Implementing Adaptive Phased Management 2023-27

The NWMO will:

  • Build supportive and resilient partnerships with communities leading to mutually agreeable partnership agreements; and
  • Select the preferred site for the deep geological repository in an area with informed and willing hosts.

The NWMO is committed to supporting community well-being by allocating funding to each potential host community to advance community-led projects. These funds are intended to support the community’s continuing efforts to build community sustainability and well-being, to support capacity-building to participate in discussions to explore partnership with the NWMO, and to host the project in the future through the development of transferable skills. Municipalities in the siting process continue to express interest in enhancing relationships with their Indigenous neighbours, which we are working to facilitate through our engagement efforts.

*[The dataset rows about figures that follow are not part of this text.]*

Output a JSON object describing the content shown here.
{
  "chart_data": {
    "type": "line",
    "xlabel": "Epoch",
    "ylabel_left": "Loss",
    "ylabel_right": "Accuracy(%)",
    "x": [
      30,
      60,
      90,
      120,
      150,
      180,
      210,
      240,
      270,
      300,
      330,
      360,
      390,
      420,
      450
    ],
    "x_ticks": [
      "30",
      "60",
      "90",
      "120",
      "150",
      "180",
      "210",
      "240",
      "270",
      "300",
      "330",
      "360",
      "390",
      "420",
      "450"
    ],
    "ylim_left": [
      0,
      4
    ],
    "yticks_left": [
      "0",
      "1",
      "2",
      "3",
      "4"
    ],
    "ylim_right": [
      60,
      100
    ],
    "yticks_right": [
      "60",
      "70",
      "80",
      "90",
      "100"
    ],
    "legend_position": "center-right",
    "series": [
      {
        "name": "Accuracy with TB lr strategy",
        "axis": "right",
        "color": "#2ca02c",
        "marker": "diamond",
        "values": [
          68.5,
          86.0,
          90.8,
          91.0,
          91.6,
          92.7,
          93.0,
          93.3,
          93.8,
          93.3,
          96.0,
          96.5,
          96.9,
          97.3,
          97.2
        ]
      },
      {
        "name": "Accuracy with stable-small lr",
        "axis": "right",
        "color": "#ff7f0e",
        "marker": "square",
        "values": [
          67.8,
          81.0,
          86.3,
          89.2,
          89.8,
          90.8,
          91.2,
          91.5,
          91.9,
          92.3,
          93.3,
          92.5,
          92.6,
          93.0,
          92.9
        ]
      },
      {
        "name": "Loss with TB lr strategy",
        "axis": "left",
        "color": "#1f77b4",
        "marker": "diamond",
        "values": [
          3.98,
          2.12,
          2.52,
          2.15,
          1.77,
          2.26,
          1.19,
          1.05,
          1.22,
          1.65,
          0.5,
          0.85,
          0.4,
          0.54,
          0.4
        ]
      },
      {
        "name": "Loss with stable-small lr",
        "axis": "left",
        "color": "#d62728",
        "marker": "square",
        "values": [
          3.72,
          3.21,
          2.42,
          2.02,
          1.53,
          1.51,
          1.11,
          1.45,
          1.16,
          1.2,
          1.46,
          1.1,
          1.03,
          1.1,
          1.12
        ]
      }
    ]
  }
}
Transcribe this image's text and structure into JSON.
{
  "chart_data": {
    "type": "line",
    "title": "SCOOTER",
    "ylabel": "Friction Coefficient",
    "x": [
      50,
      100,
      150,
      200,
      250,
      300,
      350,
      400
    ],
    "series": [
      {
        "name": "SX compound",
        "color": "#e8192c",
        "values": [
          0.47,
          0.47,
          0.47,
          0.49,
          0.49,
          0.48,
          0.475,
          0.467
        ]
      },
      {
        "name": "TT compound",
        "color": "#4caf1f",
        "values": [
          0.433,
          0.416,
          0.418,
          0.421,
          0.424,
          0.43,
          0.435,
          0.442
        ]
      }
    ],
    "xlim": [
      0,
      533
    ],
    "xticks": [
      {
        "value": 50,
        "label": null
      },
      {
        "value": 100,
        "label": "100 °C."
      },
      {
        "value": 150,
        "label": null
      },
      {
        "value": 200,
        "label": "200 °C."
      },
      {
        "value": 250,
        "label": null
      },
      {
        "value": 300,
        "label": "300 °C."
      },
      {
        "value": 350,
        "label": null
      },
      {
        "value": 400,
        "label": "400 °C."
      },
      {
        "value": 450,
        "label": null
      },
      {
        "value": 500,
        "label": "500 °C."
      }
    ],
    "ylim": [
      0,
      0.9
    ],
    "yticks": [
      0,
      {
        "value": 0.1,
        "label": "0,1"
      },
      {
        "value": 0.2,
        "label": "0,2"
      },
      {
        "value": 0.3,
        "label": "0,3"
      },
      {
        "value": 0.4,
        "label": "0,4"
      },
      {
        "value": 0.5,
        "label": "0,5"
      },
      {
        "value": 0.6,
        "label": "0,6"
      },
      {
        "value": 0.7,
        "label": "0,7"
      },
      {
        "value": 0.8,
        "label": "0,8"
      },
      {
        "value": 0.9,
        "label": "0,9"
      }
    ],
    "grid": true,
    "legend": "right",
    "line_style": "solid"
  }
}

Starting from the bottom and moving upwards, the road map guides our discussions about partnership with communities.

In 2023 and 2024, we will continue to work with municipal and Indigenous communities in each siting area to explore the potential for partnership. We follow a partnership road map outlining a sequence of partnership-building topics to examine alongside the communities.

In Ignace, the conversation around a values and principles exercise continues with the newly elected municipal government, with the potential for additional work to be initiated based on those discussions. In South Bruce, the municipality established 36 guiding principles that reflect the community’s priorities and expectations. Each topic in our partnership road map builds on the values and principles the communities identify to guide our discussions, ensuring the project is implemented in a manner that enhances community well-being.

After a site is identified in 2024, our work will shift from building awareness, understanding the potential to support well-being and gaining confidence in the safety of the project, including safety from a social perspective, to implementation and governance of the partnership agreements. Youth engagement will remain a priority, given the intergenerational nature of the project and the need for intergenerational transfer of knowledge to support implementation of the project.

In the period from 2023 to 2027, the NWMO will also:

  • Continue engaging municipalities, First Nation and Métis communities in the siting areas, and surrounding communities to build awareness of the project and develop and sustain relationships, taking into account traditional laws, practices and use of land;
  • Work with the siting communities to continue to build awareness of the project in the region;
  • Engage communities within the siting areas to understand how safety from a social perspective can be supported, including aspects such as community cohesion and well-being;
  • Identify other potential partners and build supportive and resilient relationships;
  • Ensure communities engaged in the siting process have the resources and information they need to fully participate in siting activities and make an informed decision;
  • Develop mutually agreeable hosting agreements in each siting area, and after a site is selected, begin implementing the agreements in the siting area that is continuing into the regulatory decision-making process; and
  • Ensure through partnership that communities have sufficient resources to actively participate in the regulatory decision-making process.